Isla Negra | Mariana Sosa Azapian

Puede sonar a nombre siniestro, pero en Isla Negra, el poeta chileno Pablo Neruda tenía una casa, que sólo un poeta puede construir, mirando al cristalino Pacífico, como un verdadero almirante del mar y de la tierra, llena de belleza y misterio poético. Como mala cronista de viajes, seré mejor narradora o poeta, si se quiere.

Hace diecinueve años emprendíamos un vuelo a la capital de Chile. Conocí el viejo aeropuerto por primera vez; quiero decir, ya había ido en alguna ocasión a despedir al tío que vive en Grecia, con pañuelo al viento y todo, pero nada más.

Me subía por primera vez a un avión, con la adrenalina amarga de tener que cruzar los Andes, ese dolor que lleva cualquier uruguayo que vaya a cruzar la cordillera, como un anzuelo clavado en la carne y alma.

Seré sincera: de Santiago me acuerdo muy poco. Sólo su cosmopolitismo, sus mañanas grises, la cordillera como telón de fondo, su enormidad bajo mis pies de catorce años. Con rebeldía a cuestas, no me dejaba convencer por nada, bastante molesta de tener que hacer los paseos, mirar por mirar, sin saber lo que me esperaba en unos días. Sin saberlo iba a Isla Negra. Supongo que conocer la casa del gran poeta fue una premonición hacia mi futuro como docente de literatura o mejor, hacia un futuro más cercano a ese, el leer “Veinte poemas de amor y una canción desesperada” y enamorarme para siempre de las letras.

De nuevo la sinceridad: no me acuerdo cómo llegamos a la Isla, cual Odiseo desmemoriado, o mejor, un Gulliver cualquiera, y como si de repente me hubiera despertado en tierra firme, me encuentro con una casa cuyos ventanales enormes, dejaban ver el interior desde ese “afuera”, ese paisaje sublime. Lo cierto es que me impactó el entorno: la llovizna y la niebla mezclada, daba un cuadro pintado por algún impresionista, donde el color blanquecino se mezclaba con el azul y gélido Pacífico.

Entramos a la casa con una guía turística. Era tal cual Neruda. Las casas, supongo, son una especie de estampa metafórica de nuestra persona. Todos los detalles estaban cuidados, pese a ser un espacio que el poeta había recargado con muchos objetos. Mas no estaban desordenados, todos y cada uno tenían un cometido y un sentido final.

Jarrones marrones puestos en fila, miraban hacia una ventana en donde se divisaba la tierra. El cimiento de la casa. El arraigo. Los azules miraban al Océano Pacífico, buscando ese orden natural entre objeto, arte y naturaleza. Esta disposición, si mal no recuerdo, estaba en el comedor de la casa.

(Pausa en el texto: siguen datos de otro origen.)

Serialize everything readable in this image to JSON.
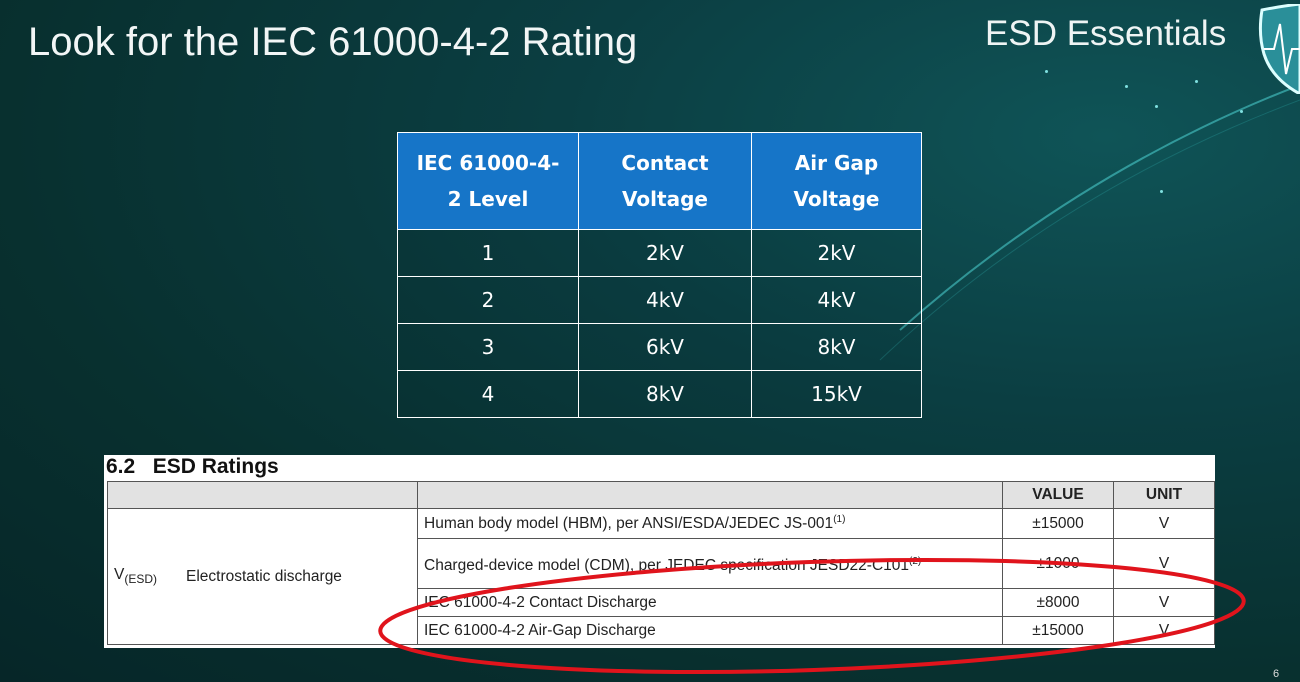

Otro cuarto que me fascinó y del cual hasta ahora, me sostiene en estado de nostalgia permanente, era uno en el cual se había dispuesto un mascarón de proa. Casi todas las habitaciones los tenían. El recuerdo del mar en la tierra parecía una fusión necesaria para poder vivir en esa armonía que emanaba la casa-museo; el mar omnipresente, inundaba la firme tierra.

Pero había uno en particular, uno que al escritor le gustaba más que los otros, de madera castaña, con rostro femenino y ojos tristes. Su rostro siempre estaba mirando hacia el inmenso rey, la azulada lámina que transportaba tantos barcos e historias. En determinados días, caían de sus ojos nostálgicos, lágrimas. La guía turística nos explicó dos motivos: la humedad o la que prefería el poeta: ella extrañaba el mar.

Me quedé mirándola un buen rato. En efecto, el poeta tenía razón a mi entender: su rostro mostraba una felicidad arrebatada. Hasta el día de hoy, pienso que la verdad del poeta supera las leyes de la naturaleza. Me quedé para siempre con la versión del eximio escritor.

Un año después comencé la travesía de leerlo. Lo demás, es historia.

 

*Mariana Sosa Azapian, nacida en Montevideo, es profesora de literatura.